# meriwether lease discounted membership



## meriwether john (Oct 6, 2004)

Have 2 new slots in lease at a discounted price. (lease runs until April 1st).
as of this past weekend 5 deer harvested( all slickheads) I personally know of 10 or 12 different bucks that have been seen from on stand at least 3 were shooters. have only talked to 10 guys so don"t know what others may have seen. have seen a couple bucks myself and 8 or 10 doe. 2180 acres quality management $500. through April 1st.


$425.00 till 4-1-05


----------



## chilidawg (Oct 6, 2004)

*Where is Meriwether at?*

I'm in NW Ga (Calhoun) and wanted to know where Meriwether is located?
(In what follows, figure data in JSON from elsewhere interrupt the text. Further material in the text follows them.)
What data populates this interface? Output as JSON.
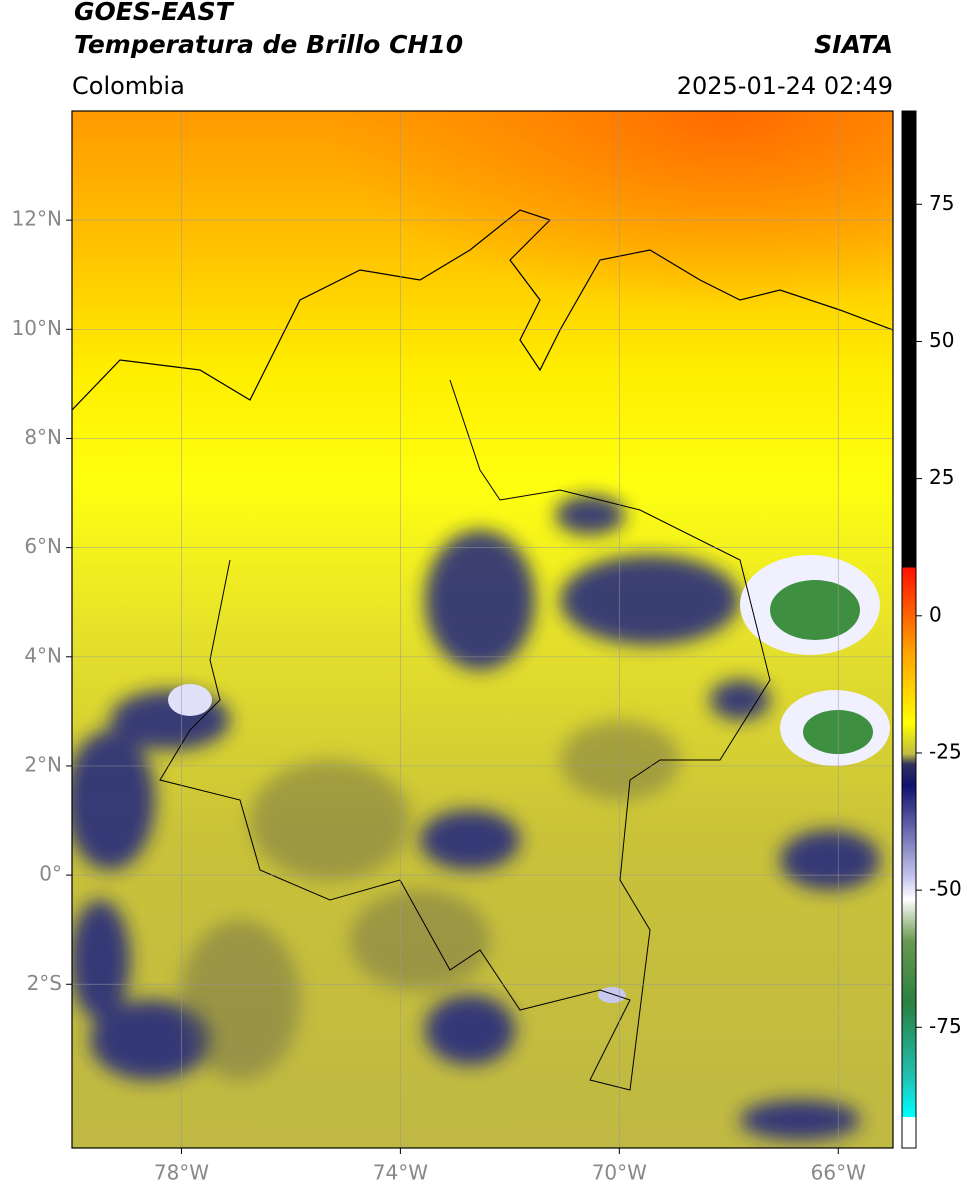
{
  "header": {
    "title": "GOES-EAST",
    "subtitle": "Temperatura de Brillo CH10",
    "agency": "SIATA",
    "region": "Colombia",
    "datetime": "2025-01-24 02:49"
  },
  "map": {
    "xlim": [
      -80,
      -65
    ],
    "ylim": [
      -5,
      14
    ],
    "grid": true,
    "xticks": [
      {
        "value": -78,
        "label": "78°W"
      },
      {
        "value": -74,
        "label": "74°W"
      },
      {
        "value": -70,
        "label": "70°W"
      },
      {
        "value": -66,
        "label": "66°W"
      }
    ],
    "yticks": [
      {
        "value": 12,
        "label": "12°N"
      },
      {
        "value": 10,
        "label": "10°N"
      },
      {
        "value": 8,
        "label": "8°N"
      },
      {
        "value": 6,
        "label": "6°N"
      },
      {
        "value": 4,
        "label": "4°N"
      },
      {
        "value": 2,
        "label": "2°N"
      },
      {
        "value": 0,
        "label": "0°"
      },
      {
        "value": -2,
        "label": "2°S"
      }
    ]
  },
  "colorbar": {
    "lim": [
      -97,
      92
    ],
    "ticks": [
      75,
      50,
      25,
      0,
      -25,
      -50,
      -75
    ]
  }
}
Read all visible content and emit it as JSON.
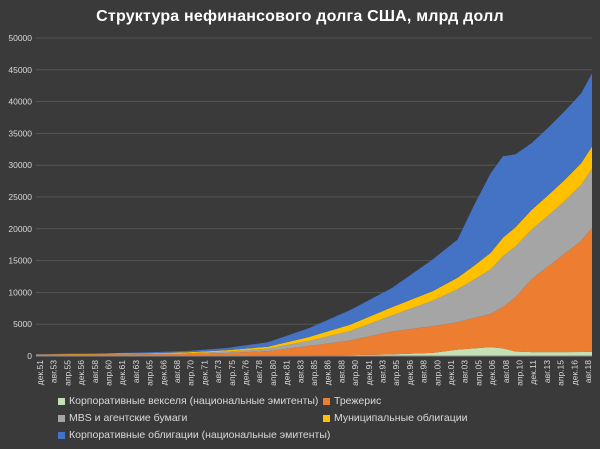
{
  "chart_data": {
    "type": "area",
    "stacked": true,
    "title": "Структура нефинансового долга США, млрд долл",
    "xlabel": "",
    "ylabel": "",
    "ylim": [
      0,
      50000
    ],
    "y_ticks": [
      "0",
      "5000",
      "10000",
      "15000",
      "20000",
      "25000",
      "30000",
      "35000",
      "40000",
      "45000",
      "50000"
    ],
    "x_ticks": [
      "дек.51",
      "авг.53",
      "апр.55",
      "дек.56",
      "авг.58",
      "апр.60",
      "дек.61",
      "авг.63",
      "апр.65",
      "дек.66",
      "авг.68",
      "апр.70",
      "дек.71",
      "авг.73",
      "апр.75",
      "дек.76",
      "авг.78",
      "апр.80",
      "дек.81",
      "авг.83",
      "апр.85",
      "дек.86",
      "авг.88",
      "апр.90",
      "дек.91",
      "авг.93",
      "апр.95",
      "дек.96",
      "авг.98",
      "апр.00",
      "дек.01",
      "авг.03",
      "апр.05",
      "дек.06",
      "авг.08",
      "апр.10",
      "дек.11",
      "авг.13",
      "апр.15",
      "дек.16",
      "авг.18"
    ],
    "x_years": [
      1951.9,
      1955,
      1960,
      1965,
      1970,
      1975,
      1980,
      1985,
      1990,
      1995,
      2000,
      2003,
      2005,
      2007,
      2008.5,
      2010,
      2012,
      2014,
      2016,
      2018,
      2019.3
    ],
    "grid": true,
    "legend_position": "bottom",
    "series": [
      {
        "name": "Корпоративные векселя (национальные эмитенты)",
        "color": "#c5e0b4",
        "values": [
          5,
          6,
          8,
          12,
          20,
          30,
          60,
          80,
          140,
          250,
          500,
          1000,
          1200,
          1400,
          1200,
          700,
          600,
          600,
          600,
          620,
          650
        ]
      },
      {
        "name": "Трежерис",
        "color": "#ed7d31",
        "values": [
          215,
          230,
          240,
          260,
          300,
          450,
          700,
          1500,
          2300,
          3600,
          4200,
          4300,
          4800,
          5200,
          6500,
          8500,
          11500,
          13500,
          15500,
          17500,
          19500
        ]
      },
      {
        "name": "MBS и агентские бумаги",
        "color": "#a5a5a5",
        "values": [
          10,
          20,
          40,
          70,
          100,
          200,
          400,
          800,
          1500,
          2500,
          4000,
          5200,
          6000,
          7000,
          8000,
          8000,
          7800,
          8000,
          8300,
          8800,
          9300
        ]
      },
      {
        "name": "Муниципальные облигации",
        "color": "#ffc000",
        "values": [
          25,
          40,
          70,
          100,
          150,
          220,
          300,
          600,
          1000,
          1300,
          1500,
          1800,
          2200,
          2600,
          2900,
          3000,
          3100,
          3200,
          3300,
          3400,
          3500
        ]
      },
      {
        "name": "Корпоративные облигации (национальные эмитенты)",
        "color": "#4472c4",
        "values": [
          40,
          55,
          80,
          120,
          200,
          350,
          700,
          1400,
          2300,
          3000,
          5000,
          6000,
          9500,
          12500,
          12800,
          11500,
          10500,
          10600,
          10800,
          11000,
          11500
        ]
      }
    ]
  }
}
Also, what type of work days does the club have and also is it QDM?

Mark


----------



## meriwether john (Oct 6, 2004)

West Central Ga. approx 1 hr down I-85 from Atl. airport. Yes QDM county wide. club also has a spread limit(14").


----------



## kennhunter (Oct 8, 2004)

*hunting club*

Would you please e-mail at nascarbunch@juno.com phone number looking for club just lost lease.  Thanks


----------



## TURKEY (Oct 8, 2004)

how many members and is turkey hunting allowed


----------



## WhtOakWidowMakr (Oct 10, 2004)

Any Camp area?
First come first served? or homesteading?
Thanks


----------



## meriwether john (Oct 11, 2004)

yessir camp with elec. no h2o, pin in system no homesteading each member allowed 2 "primary" stands that are open to anyone 15 min. before daylight. 
can't have guests opening weekends but if someone is seriously interested I will put them on my personal property which adjoins(39 acres of mostly hardwood) the lease and could give a road tour midday. would be a chance to meet several guys also as sat. probably will be the most crowded. expect around 20. although only had 8 this past sat.


----------



## cradawg (Oct 12, 2004)

are these spots still open?  where abouts in meriwether?  i live on 362 and was wondering where it was.


----------



## meriwether john (Oct 12, 2004)

yes still have both. land is in Rocky Mount/Primrose area.(1984acres)
cutover is less than a mile off 362 on Rocky Mount Rd.(196acres)


----------



## BassWorm (Oct 14, 2004)

What are the yearly dues and are there normally openings on the leases?


----------



## meriwether john (Oct 28, 2004)

^^^


----------



## meriwether john (Nov 6, 2004)

last bump
425.00 till 4-1-05


----------



## Just 1 More (Nov 21, 2004)

If it wern't such a drive from Tampa, i'd be interested.


----------